Gioco d’azzardo patologico: quando il gioco diventa una dipendenza
Quando si parla di “gioco d’azzardo” ci si riferisce a giochi caratterizzati da scommesse in cui la potenziale vincita è completamente lasciata al caso. In Italia, il gioco d’azzardo in contesti pubblici o privati è vietato dalla legge, nonostante resta ammesso quello condotto all’interno di bar o altri locali pubblici. Negli ultimi decenni, tale pratica ha assunto una connotazione sempre più lontana dall’attività ludica che da sempre fa parte della vita dell’uomo.
La pratica del gioco d’azzardo può sfociare in una vera e propria dipendenza comportamentale (Gioco d’Azzardo Patologico – GAP). Questa condizione è riconosciuta oggi come Dipendenza Patologica, un disturbo compulsivo complesso e può comportare gravi disagi per la persona e per la famiglia a causa delle gravi ripercussioni sul piano relazionale, affettivo e finanziario. La ludopatia (gioco d’azzardo patologico) è una patologia, che, stando ai dati forniti dall’Organizzazione mondiale della Sanità (Oms), coinvolge circa un milione e mezzo di italiani.
Molto spesso il gioco d’azzardo patologico è associato all’uso di sostanze stupefacenti, abuso di alcool e presenza di patologie psichiatriche.
Una persona affetta da gioco d’azzardo patologico manifesta diversi sintomi che vanno dall’ansia, alla perdita di controllo, fino ad arrivare ad astinenza e assuefazione, ossessività, impulsività e compulsione, proprio come nella dipendenza da sostanze. Infatti, nell’ultima edizione del Diagnostic and Statistical Manual of MentalDisorders ( DSM-5 American PsychiatricAssociation, 2013), il “Disturbo da gioco d’azzardo” è stato inserito tra i “Disturbi senza sostanze” all’interno della nuova categoria diagnostica dei “Disturbi da dipendenza e correlati all’uso di sostanze”.
I giocatori d’azzardo ricercano inizialmente divertimento e svago, poi emozioni forti e adrenaliniche che hanno l’effetto di sospendere il pensiero e la riflessività, il contatto con emozioni angoscianti e dolorose. Inoltre, l’imprevedibilità del risultato è un’attrattiva più forte del gioco, in quanto spinge a giocare per l’illusione di controllare l’incontrollabile.
La pubblicità del gioco d’azzardo è in grado di influenzare fortemente le persone vulnerabili a spendere forti somme nel gioco.
La pratica del gioco tra gli adolescenti è in costante crescita proprio per le caratteristiche specifiche di questa fase evolutiva, quali l’impulsività, la ricerca di novità e di emozioni nuove. Lo sviluppo delle nuove tecnologie ha segnato la nascita di un nuovo modo di giocare, solitario, globalizzato, sempre disponibile, con regole semplici. I videopoker, le slot machines, il bingo, il gioco online, essendo accessibili a tutti e proponendo l’immediatezza del risultato e la velocità delle partite, aumentano sicuramente la possibilità di perdere il controllo del confine.

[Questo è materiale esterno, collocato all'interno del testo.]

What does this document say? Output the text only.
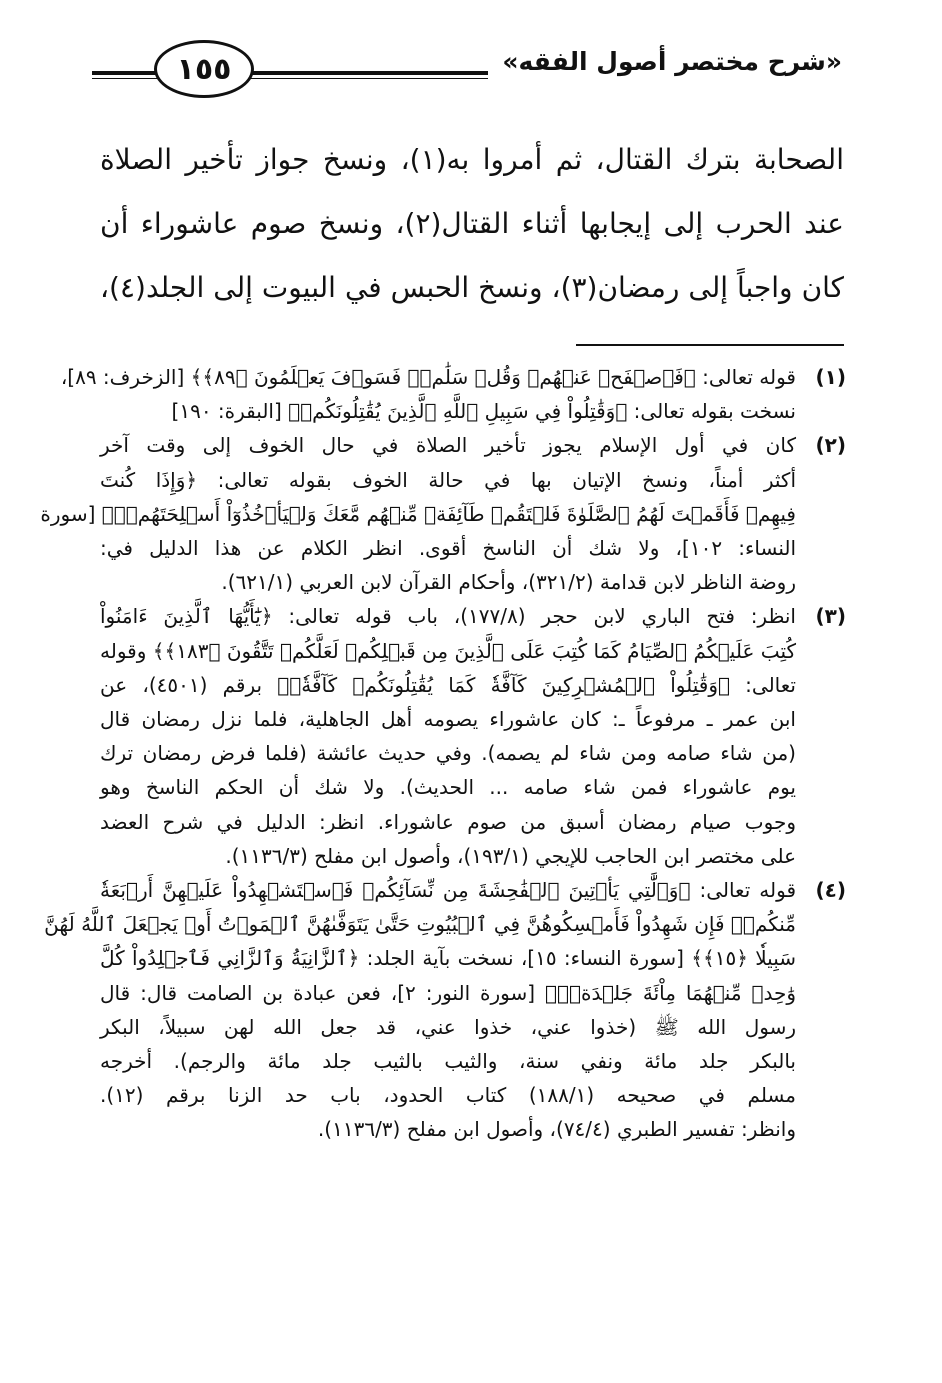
«شرح مختصر أصول الفقه»
١٥٥
الصحابة بترك القتال، ثم أمروا به(١)، ونسخ جواز تأخير الصلاة
عند الحرب إلى إيجابها أثناء القتال(٢)، ونسخ صوم عاشوراء أن
كان واجباً إلى رمضان(٣)، ونسخ الحبس في البيوت إلى الجلد(٤)،
(١)
قوله تعالى: ﴿فَٱصۡفَحۡ عَنۡهُمۡ وَقُلۡ سَلَٰمٞۚ فَسَوۡفَ يَعۡلَمُونَ ﴿٨٩﴾﴾ [الزخرف: ٨٩]،
نسخت بقوله تعالى: ﴿وَقَٰتِلُواْ فِي سَبِيلِ ٱللَّهِ ٱلَّذِينَ يُقَٰتِلُونَكُمۡ﴾ [البقرة: ١٩٠]
(٢)
كان في أول الإسلام يجوز تأخير الصلاة في حال الخوف إلى وقت آخر
أكثر أمناً، ونسخ الإتيان بها في حالة الخوف بقوله تعالى: ﴿وَإِذَا كُنتَ
فِيهِمۡ فَأَقَمۡتَ لَهُمُ ٱلصَّلَوٰةَ فَلۡتَقُمۡ طَآئِفَةٞ مِّنۡهُم مَّعَكَ وَلۡيَأۡخُذُوٓاْ أَسۡلِحَتَهُمۡۖ﴾ [سورة
النساء: ١٠٢]، ولا شك أن الناسخ أقوى. انظر الكلام عن هذا الدليل في:
روضة الناظر لابن قدامة (٣٢١/٢)، وأحكام القرآن لابن العربي (٦٢١/١).
(٣)
انظر: فتح الباري لابن حجر (١٧٧/٨)، باب قوله تعالى: ﴿يَٰٓأَيُّهَا ٱلَّذِينَ ءَامَنُواْ
كُتِبَ عَلَيۡكُمُ ٱلصِّيَامُ كَمَا كُتِبَ عَلَى ٱلَّذِينَ مِن قَبۡلِكُمۡ لَعَلَّكُمۡ تَتَّقُونَ ﴿١٨٣﴾﴾ وقوله
تعالى: ﴿وَقَٰتِلُواْ ٱلۡمُشۡرِكِينَ كَآفَّةٗ كَمَا يُقَٰتِلُونَكُمۡ كَآفَّةٗۚ﴾ برقم (٤٥٠١)، عن
ابن عمر ـ مرفوعاً ـ: كان عاشوراء يصومه أهل الجاهلية، فلما نزل رمضان قال
(من شاء صامه ومن شاء لم يصمه). وفي حديث عائشة (فلما فرض رمضان ترك
يوم عاشوراء فمن شاء صامه ... الحديث). ولا شك أن الحكم الناسخ وهو
وجوب صيام رمضان أسبق من صوم عاشوراء. انظر: الدليل في شرح العضد
على مختصر ابن الحاجب للإيجي (١٩٣/١)، وأصول ابن مفلح (١١٣٦/٣).
(٤)
قوله تعالى: ﴿وَٱلَّٰتِي يَأۡتِينَ ٱلۡفَٰحِشَةَ مِن نِّسَآئِكُمۡ فَٱسۡتَشۡهِدُواْ عَلَيۡهِنَّ أَرۡبَعَةٗ
مِّنكُمۡۖ فَإِن شَهِدُواْ فَأَمۡسِكُوهُنَّ فِي ٱلۡبُيُوتِ حَتَّىٰ يَتَوَفَّىٰهُنَّ ٱلۡمَوۡتُ أَوۡ يَجۡعَلَ ٱللَّهُ لَهُنَّ
سَبِيلٗا ﴿١٥﴾﴾ [سورة النساء: ١٥]، نسخت بآية الجلد: ﴿ٱلزَّانِيَةُ وَٱلزَّانِي فَٱجۡلِدُواْ كُلَّ
وَٰحِدٖ مِّنۡهُمَا مِاْئَةَ جَلۡدَةٖۖ﴾ [سورة النور: ٢]، فعن عبادة بن الصامت قال: قال
رسول الله ﷺ (خذوا عني، خذوا عني، قد جعل الله لهن سبيلاً، البكر
بالبكر جلد مائة ونفي سنة، والثيب بالثيب جلد مائة والرجم). أخرجه
مسلم في صحيحه (١٨٨/١) كتاب الحدود، باب حد الزنا برقم (١٢).
وانظر: تفسير الطبري (٧٤/٤)، وأصول ابن مفلح (١١٣٦/٣).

Si può intervenire a diversi livelli, attraverso la psicoterapia individuale, di coppia e familiare, la psicoterapia di gruppo con giocatori e famiglie, la terapia farmacologica, il sostegno psicologico, l’intervento socio-educativo. Buoni risultati si ottengono con i gruppi di sostegno con i giocatori e con le famiglie, l’invio ad Associazioni di Giocatori Anonimi (GA), Familiari di Giocatori Compulsivi (GAM-NON) e alle Comunità Terapeutiche per un intervento residenziale.
In questa patologia non essendoci terapie sostitutive, come per le dipendenze da sostanze, appaiono fondamentali la competenza e la professionalità di ogni figura professionale nel prendersi cura del paziente. Da qui la necessità di percorsi differenziati all’interno dei Dipartimenti delle Dipendenze attraverso la costituzione di un Servizio per la patologia da gioco e la valorizzazione delle diverse figure sanitarie che abbiano la capacità di sperimentarsi in una relazione d’aiuto.
L’Help line e counselling on line (telefono, chat, mail) dovrebbero essere una valida alternativa per l’accesso ai trattamenti per giocatori che rifiutano le opzioni più formali e tradizionali.
Il miglior intervento è senza dubbio la prevenzione.